Na swój los nie mogą narzekać też dwaj bramkarze. Michał Szromnik spełnił swoje marzenie i wyleciał na Wyspy Brytyjskie, chociaż Dundee Utd nie jest raczej szczytem jego marzeń. W każdym bądź razie ze Szkocji bliżej mu do wymarzonej Premier League i tylko od niego zależy, czy zdoła się przebić. Z kolei Patryk Kamola trafił do drugoligowej Kotwicy Kołobrzeg i zdołał rozegrać w niej już kilka meczów na szczeblu II ligi. Ostatnio zagrał przeciwko swojemu przyjacielowi Oskarowi Rybickiemu, który z sukcesami broni w Rybniku. Góra był Oskar - kolejny z wychowanków, których Arka oddała lekką ręką. Kamola w Kołobrzegu rywalizuje z Mateuszem Miką, mającym za sobą przeszłość w ekstraklasie i na pewno wyjdzie mu to na korzyść.

TWARDE LĄDOWANIE

Kilku zawodników Arki mocno zderzyło się z rzeczywistością. Michał Globisz wiązał spore nadzieje z Łukaszem Kwaśnikiem, który zapowiadał się jako nowoczesny, dynamiczny rozgrywający. Niestety, dziś zamiast w I lidze gra dwie klasy niżej w GKS-ie Przodkowo. Co więcej, nawet tam nie ma miejsca w składzie. Jego los podzielił Damian Matys, którego wykończyły kontuzje. W Gwardii Koszalin regularnie gra Fabian Słowiński. Pamiętamy jego debiut u trenera Petra Nemca, niezłe wejście do zespołu. Niestety, tak szybko jak wszedł, tak szybko wyszedł i Arka z niego zrezygnowała. W Gwardii spisuje się solidnie i może mieć jeszcze nadzieje, że wypatrzy go któryś z drugoligowców. Czas raczej nie pracuje na jego korzyść, bo w styczniu ukończy już 22 lata. Jeszcze niżej pogrywa Dawid Patelczyk, który wrócił do rodzinnego Gniewina i kopie w Stolemie. To co prawda tylko V liga, ale Dawid w 7 meczach strzelił 5 goli i zanotował 3 asysty. Razem z nim gra, to w ramach ciekawostki, Kamil Patelczyk. On z kolei w 8 meczach ma aż 11 goli.

KONIEC PRZYGODY?

Przygodę z piłką zakończyli Kamil Haberka, Karol Róg, Adam Bębenek i Mikołaj Kreft. Żaden z nich nie przebił się na dłużej w rezerwach Arki. Nie znaleźliśmy ich nazwisk też w innych klubach trzeciej ligi. Próżno też szukać tam nazwiska Krystiana Żołnierewicza, lecz tu powody są zgoła inne i dobrze wszystkim znane. "Żołnierz" realizuje się jako trener młodzieży, a także amatorsko wspiera zespół Nadmorskiej Ligi Szóstek w Pucharze Polski.
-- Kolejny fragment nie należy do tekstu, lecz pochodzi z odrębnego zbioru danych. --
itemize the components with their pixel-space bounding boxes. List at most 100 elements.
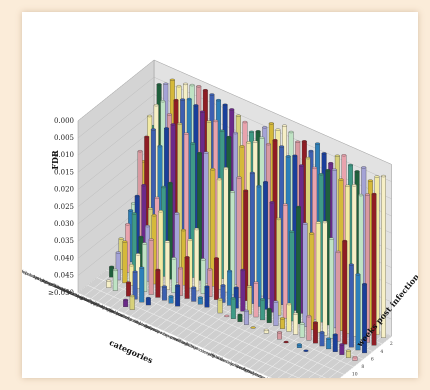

Trenerzy zwykli powtarzać, że można mówić o sukcesie, gdy z danego rocznika do drużyny przebije się dwóch zawodników. Arka to idealny przykład na potwierdzenie tej tezy. Mistrzowski zespół dostarczył na dłużej Arce tylu piłkarzy z rocznika 93 (Szwoch, Szromnik) i z rocznika 94 (Wojowski, Sulewski). Niestety, wszystko wskazuje na to, że lepiej nie będzie. Z rocznika 95 przebił się tylko Michał Nalepa, a w kolejnych trudno dostrzec perełki pokroju Szwocha czy Formelli. Czyżby kończyła się złota era juniorskich sukcesów Arki?